Peki neden bu yıl dönümü hakkında konuşuluyor?! Zira Hilafetin yıkılmasının yıl dönümü, her ne kadar dinin en büyük vacipleriyle ilgili olsa da -ki dikkat edin bu, şeriatı tatbik etmek için İslam Devleti'nin kurulması vacibidir-, hiçbir gün şerî anlamda dini bir yıl dönümü olmadığı gibi ardından acı ve hüzün kadehini içmeyi umduğumuz bir kutlama yıl dönümü de değildir ancak yıl dönümü hakkında konuşmak istediğimiz hususlar şunlardır:

Birincisi: Müslümanların büyük çoğunluğunu, devletlerinin büyüklüğü, onu kurmak için çalışmanın vacipliği ve bu azim farzı yerine getirmemenin günahı konusunda bilgilendirmek; tıpkı Ebu Abbas Kalkaşandî’nin şu şekilde nitelendirdiği gibi: “(Hilafet) İslam'ın kıvrımı ve dairesinin çevresidir, tebaasının ve sürülerinin otlağıdır ki onunla (Hilafet) din muhafaza edilip korunur, İslam’ın merkezi korunur, aşağılık konumda olanlar pasifize edilir, hadler uygulanır, kutsalların çiğnenmesi önlenir, namuslar korunur, böylece nesepler birbirine karışmaktan korunur, sınırlar-geçitler sarsılmayacak şekilde güçlendirildiği gibi kutsallar da sarsılmayacak şekilde savunulur.” Bu anlamlar bugünlerde bizzat kaybolmuş olup Hilafetin yıkılmasıyla birlikte ortadan kalkmıştır.

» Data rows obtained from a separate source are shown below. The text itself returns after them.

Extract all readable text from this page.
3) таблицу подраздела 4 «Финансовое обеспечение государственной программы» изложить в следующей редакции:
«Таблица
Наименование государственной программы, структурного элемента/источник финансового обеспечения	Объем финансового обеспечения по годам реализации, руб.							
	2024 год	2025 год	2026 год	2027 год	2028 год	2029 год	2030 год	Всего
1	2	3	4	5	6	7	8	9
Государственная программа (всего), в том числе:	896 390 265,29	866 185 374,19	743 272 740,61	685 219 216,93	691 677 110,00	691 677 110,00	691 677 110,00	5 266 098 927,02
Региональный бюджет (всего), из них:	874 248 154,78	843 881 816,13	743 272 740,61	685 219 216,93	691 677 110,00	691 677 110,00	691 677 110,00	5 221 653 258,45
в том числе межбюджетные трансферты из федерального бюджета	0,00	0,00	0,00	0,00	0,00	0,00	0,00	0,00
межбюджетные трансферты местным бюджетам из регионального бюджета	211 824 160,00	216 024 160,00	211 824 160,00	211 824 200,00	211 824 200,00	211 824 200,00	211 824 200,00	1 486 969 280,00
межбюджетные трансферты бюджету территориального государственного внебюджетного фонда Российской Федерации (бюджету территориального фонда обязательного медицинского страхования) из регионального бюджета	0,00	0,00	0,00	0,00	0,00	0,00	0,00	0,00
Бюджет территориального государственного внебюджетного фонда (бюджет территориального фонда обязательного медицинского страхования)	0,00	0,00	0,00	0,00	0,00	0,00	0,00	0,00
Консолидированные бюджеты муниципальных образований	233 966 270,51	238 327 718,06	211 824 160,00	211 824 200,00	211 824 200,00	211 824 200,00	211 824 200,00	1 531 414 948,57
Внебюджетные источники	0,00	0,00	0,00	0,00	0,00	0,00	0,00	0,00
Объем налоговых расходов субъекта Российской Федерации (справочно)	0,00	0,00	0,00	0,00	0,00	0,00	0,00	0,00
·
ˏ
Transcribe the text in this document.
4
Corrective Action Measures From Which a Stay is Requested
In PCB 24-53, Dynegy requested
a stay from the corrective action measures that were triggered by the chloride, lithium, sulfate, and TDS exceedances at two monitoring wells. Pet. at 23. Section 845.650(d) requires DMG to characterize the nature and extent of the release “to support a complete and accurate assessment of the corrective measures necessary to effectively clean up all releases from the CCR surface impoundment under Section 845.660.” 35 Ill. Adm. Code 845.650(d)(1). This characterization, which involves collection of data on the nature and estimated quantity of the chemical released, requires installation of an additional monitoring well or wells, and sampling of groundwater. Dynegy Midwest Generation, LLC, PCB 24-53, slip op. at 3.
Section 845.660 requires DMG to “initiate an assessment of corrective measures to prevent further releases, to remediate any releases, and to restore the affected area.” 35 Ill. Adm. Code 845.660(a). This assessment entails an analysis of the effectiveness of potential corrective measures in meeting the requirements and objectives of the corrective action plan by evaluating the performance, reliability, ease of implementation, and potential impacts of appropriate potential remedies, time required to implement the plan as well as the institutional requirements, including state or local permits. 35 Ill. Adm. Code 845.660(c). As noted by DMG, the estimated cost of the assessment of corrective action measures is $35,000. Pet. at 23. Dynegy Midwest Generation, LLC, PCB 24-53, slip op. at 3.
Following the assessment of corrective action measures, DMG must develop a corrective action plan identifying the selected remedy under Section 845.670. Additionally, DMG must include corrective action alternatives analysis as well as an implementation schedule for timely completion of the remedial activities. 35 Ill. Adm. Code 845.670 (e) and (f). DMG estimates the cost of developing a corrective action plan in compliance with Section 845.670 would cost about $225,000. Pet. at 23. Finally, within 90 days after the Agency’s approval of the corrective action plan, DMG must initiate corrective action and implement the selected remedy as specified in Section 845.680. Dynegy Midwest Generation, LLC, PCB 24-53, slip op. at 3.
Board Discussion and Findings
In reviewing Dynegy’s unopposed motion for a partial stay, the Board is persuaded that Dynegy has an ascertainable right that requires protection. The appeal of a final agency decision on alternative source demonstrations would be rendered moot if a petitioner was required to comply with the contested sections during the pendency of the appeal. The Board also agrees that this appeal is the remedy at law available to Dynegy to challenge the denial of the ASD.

İkincisi: Müslümanlara, Hilafet Devleti var olmadıkça hakkıyla yerine getiremeyecekleri farzlardan mükellef olduklarını ve onlara, devletleri Raşidi Hilafet Devleti kurulmadıkça Rablerini razı olduğu güzel hayatı ve onurlu bir yaşamı yaşayamayacaklarını hatırlatmak.

Üçüncüsü: Hilafet Devleti'ni kurmak için çalışanlara katılmamaları durumunda başlarına gelecek büyük günah ve üzerlerine inecek büyük azap konusunda aymazlar, gafiller ve kibirliler için bir uyarıdır.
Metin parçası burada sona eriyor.